Loop fission is the opposite of loop fusion: a loop is split into two or more loops. This optimization is appropriate if the number of computations in a loop becomes excessive, leading to register spills that degrade performance. Loop fission can also come into play if a loop contains conditional statements. Sometimes it is possible to split the loops into two: one with the conditional statement and one without. This can increase opportunities for software pipelining in the loop without the conditional statement.

Sometimes, with nested loops, the compiler applies loop fission to split a loop apart, and then performs loop fusion to recombine the loop in a different way to increase performance. In this case, you see compiler commentary similar to the following:


    Loop below fissioned into 2 loops
    Loop below fused with loop on line 116
    [116]    for (i=0;i<nvtxs;i++) {

Inlining of Functions

With an inline function, the compiler inserts the function instructions directly at the locations where it is called instead of making actual function calls. Thus, similar to a C/C++ macro, the instructions of an inline function are replicated at each call location. The compiler performs explicit or automatic inlining at high optimization levels (4 and 5). Inlining saves the cost of a function call and provides more instructions for which register usage and instruction scheduling can be optimized, at the cost of a larger code footprint in memory. The following is an example of inlining compiler commentary.

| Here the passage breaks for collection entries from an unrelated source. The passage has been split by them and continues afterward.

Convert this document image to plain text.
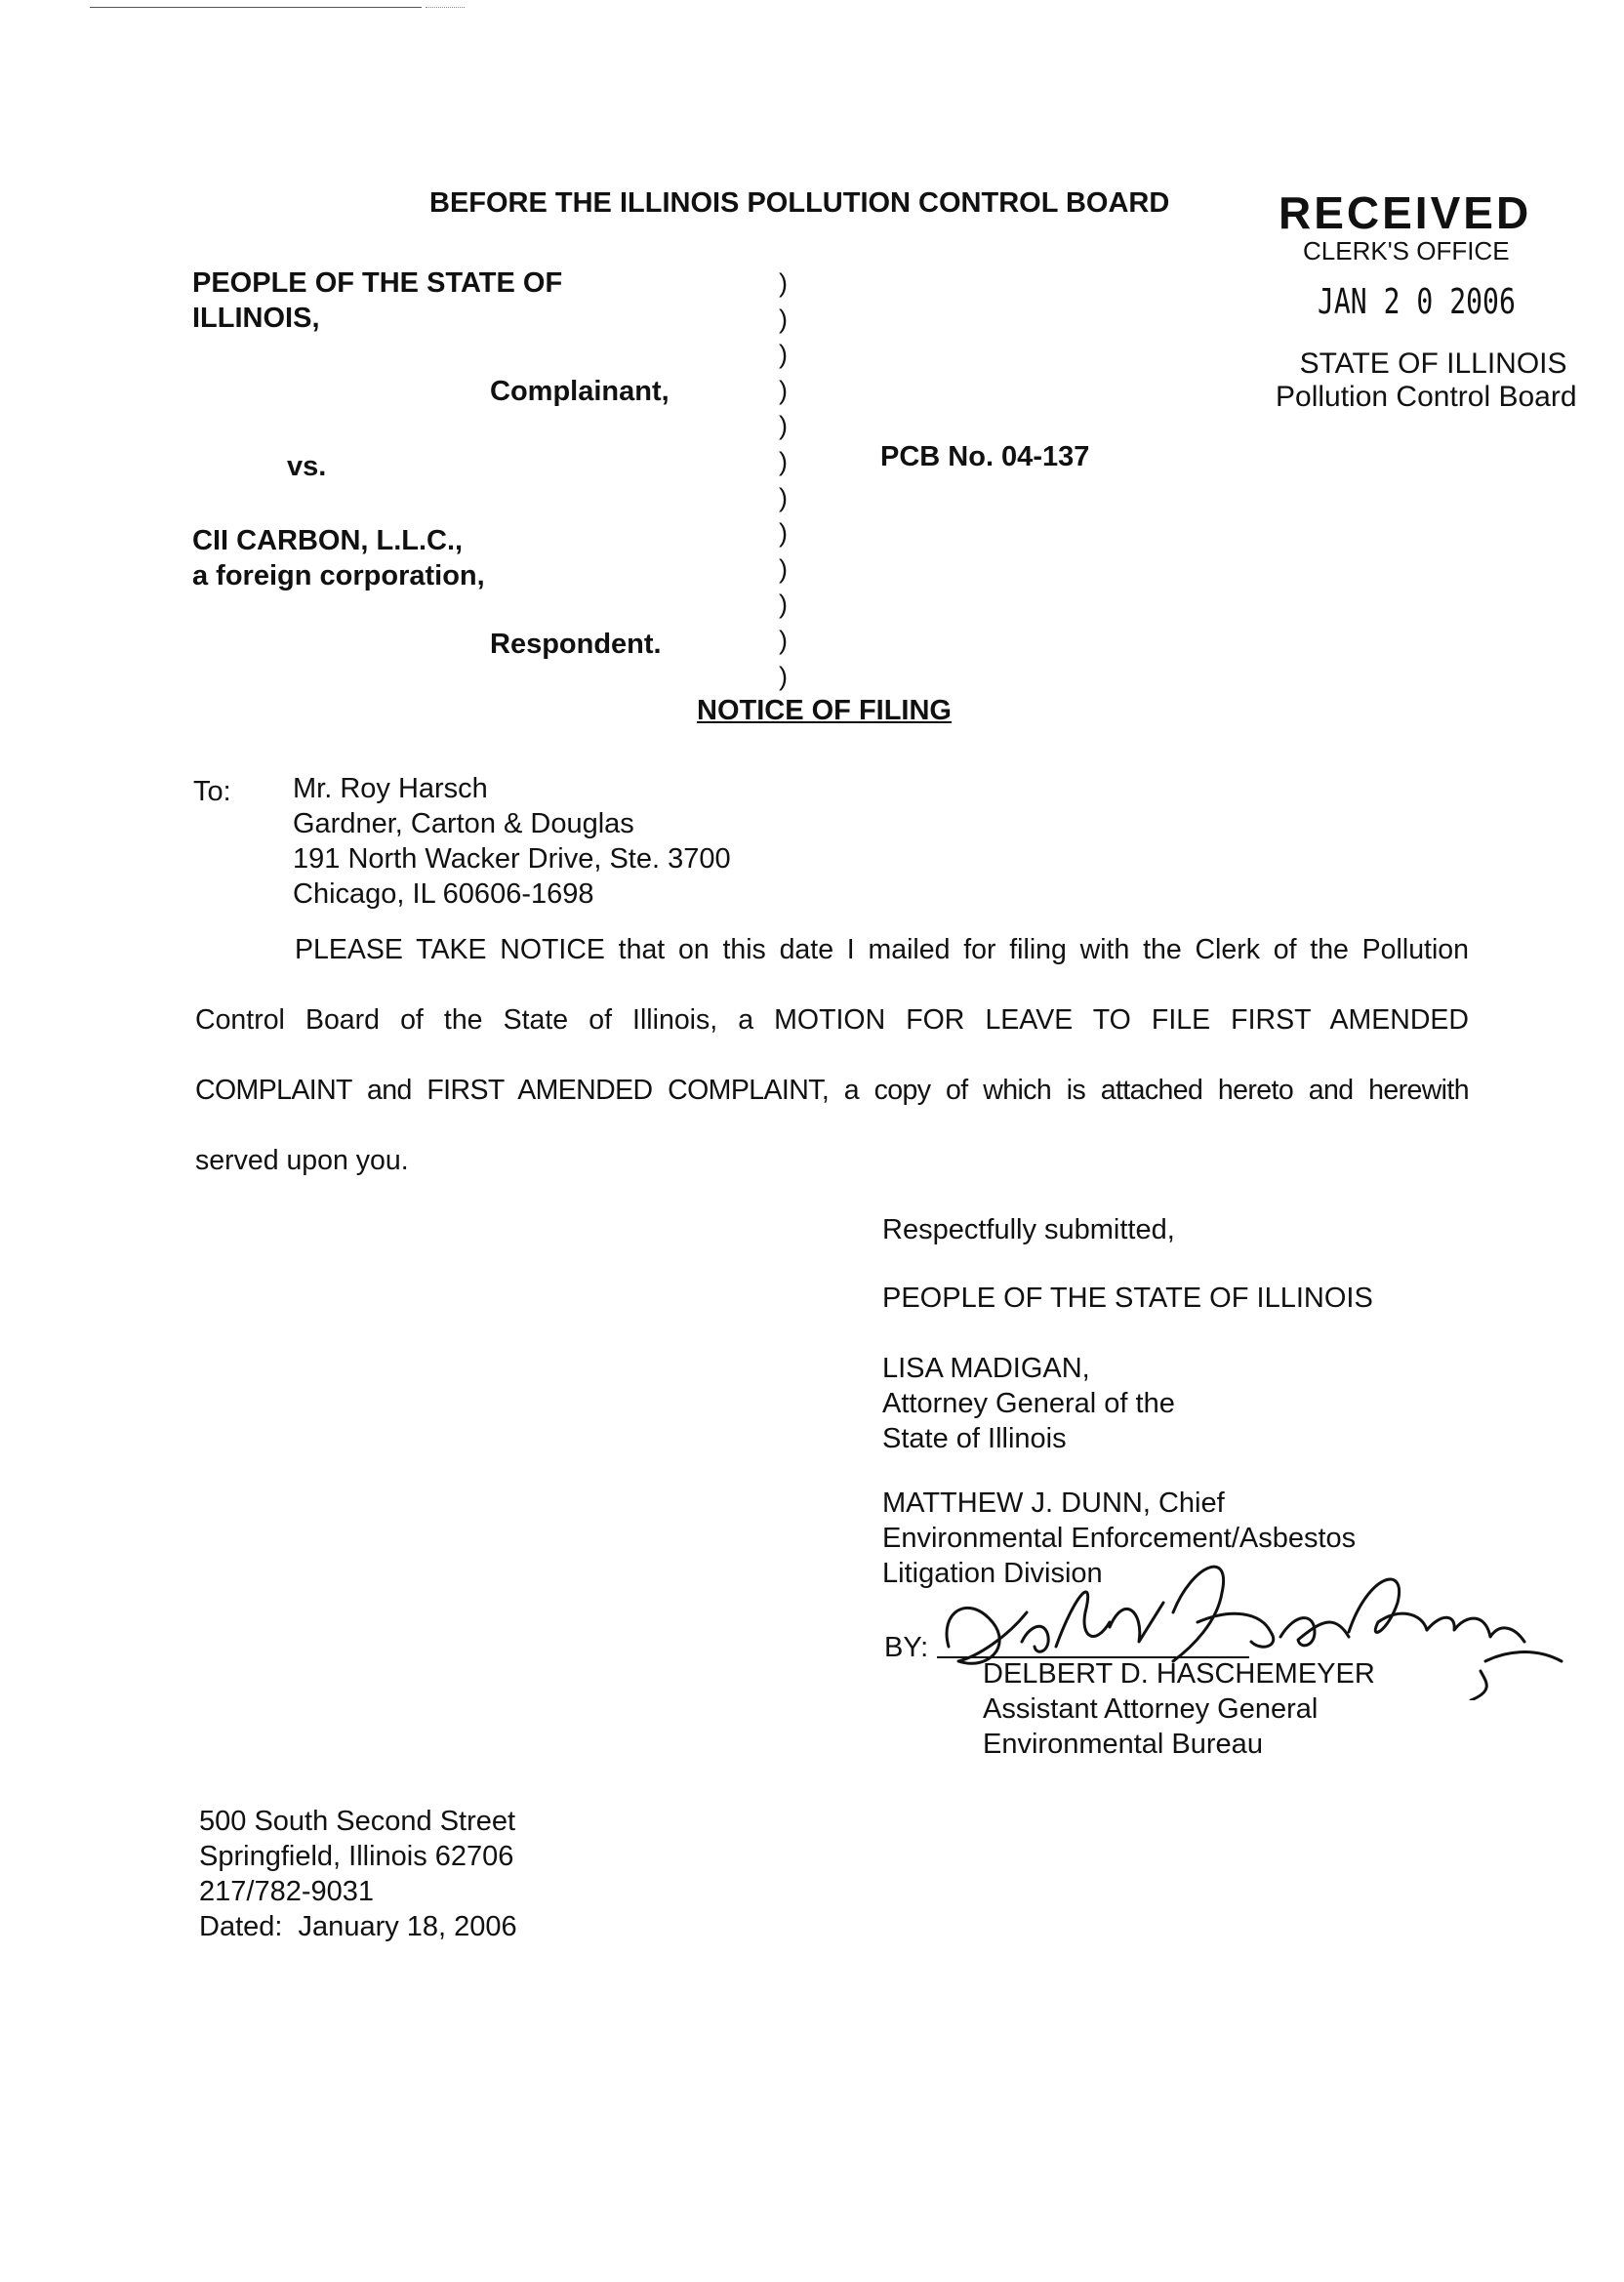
BEFORE THE ILLINOIS POLLUTION CONTROL BOARD RECEIVED
CLERK'S OFFICE
JAN 2 0 2006
STATE OF ILLINOIS
Pollution Control Board
PEOPLE OF THE STATE OF
ILLINOIS,
Complainant,
vs.
CII CARBON, L.L.C.,
a foreign corporation,
Respondent.
)
)
)
)
)
)
)
)
)
)
)
)
PCB No. 04-137
NOTICE OF FILING
To: Mr. Roy Harsch
Gardner, Carton & Douglas
191 North Wacker Drive, Ste. 3700
Chicago, IL 60606-1698
PLEASE TAKE NOTICE that on this date I mailed for filing with the Clerk of the Pollution
Control Board of the State of Illinois, a MOTION FOR LEAVE TO FILE FIRST AMENDED
COMPLAINT and FIRST AMENDED COMPLAINT, a copy of which is attached hereto and herewith
served upon you.
Respectfully submitted,
PEOPLE OF THE STATE OF ILLINOIS
LISA MADIGAN,
Attorney General of the
State of Illinois
MATTHEW J. DUNN, Chief
Environmental Enforcement/Asbestos
Litigation Division
BY:
DELBERT D. HASCHEMEYER
Assistant Attorney General
Environmental Bureau
500 South Second Street
Springfield, Illinois 62706
217/782-9031
Dated:  January 18, 2006
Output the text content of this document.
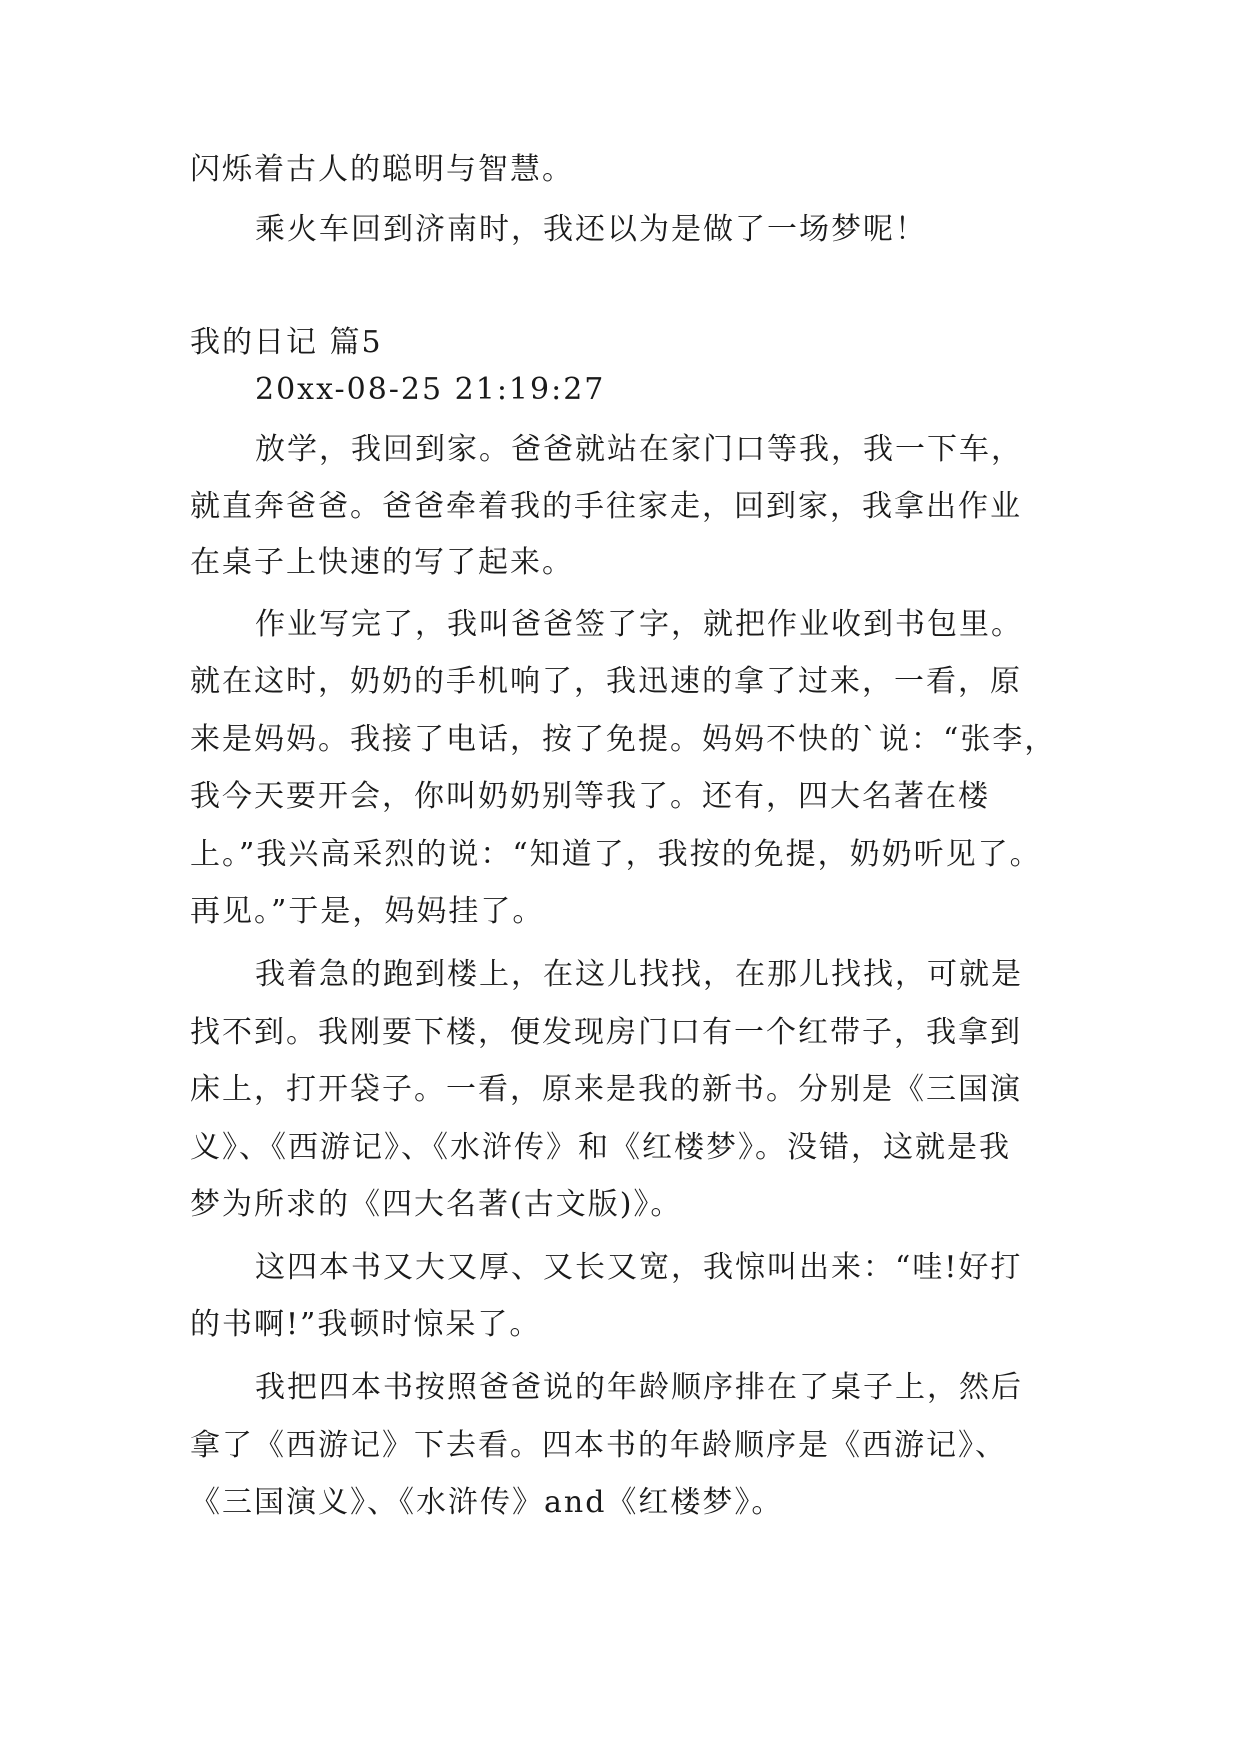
闪烁着古人的聪明与智慧。
乘火车回到济南时，我还以为是做了一场梦呢！
我的日记 篇5
20xx-08-25 21:19:27
放学，我回到家。爸爸就站在家门口等我，我一下车，
就直奔爸爸。爸爸牵着我的手往家走，回到家，我拿出作业
在桌子上快速的写了起来。
作业写完了，我叫爸爸签了字，就把作业收到书包里。
就在这时，奶奶的手机响了，我迅速的拿了过来，一看，原
来是妈妈。我接了电话，按了免提。妈妈不快的`说：“张李，
我今天要开会，你叫奶奶别等我了。还有，四大名著在楼
上。”我兴高采烈的说：“知道了，我按的免提，奶奶听见了。
再见。”于是，妈妈挂了。
我着急的跑到楼上，在这儿找找，在那儿找找，可就是
找不到。我刚要下楼，便发现房门口有一个红带子，我拿到
床上，打开袋子。一看，原来是我的新书。分别是《三国演
义》、《西游记》、《水浒传》和《红楼梦》。没错，这就是我
梦为所求的《四大名著(古文版)》。
这四本书又大又厚、又长又宽，我惊叫出来：“哇!好打
的书啊!”我顿时惊呆了。
我把四本书按照爸爸说的年龄顺序排在了桌子上，然后
拿了《西游记》下去看。四本书的年龄顺序是《西游记》、
《三国演义》、《水浒传》and《红楼梦》。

                Function initgraph inlined from source file ptralias.c 
                    into the code for the following line
0.       0.         44.       initgraph(rows);

Note –

The compiler commentary does not wrap onto two lines in the Source tab of the Analyzer.


Parallelization

If your code contains Sun, Cray, or OpenMP parallelization directives, it can be compiled for parallel execution on multiple processors. The compiler commentary indicates where parallelization has and has not been performed, and why. The following shows an example of parallelization computer commentary.


0.       6.324       9. c$omp  parallel do shared(a,b,c,n) private(i,j,k)
                   Loop below parallelized by explicit user directive
                   Loop below interchanged with loop on line 12
0.010    0.010     [10]            do i = 2, n-1

                   Loop below not parallelized because it was nested in a parallel loop
                   Loop below interchanged with loop on line 12
0.170    0.170      11.               do j = 2, i

For more details about parallel execution and compiler-generated body functions, refer to Overview of OpenMP Software Execution.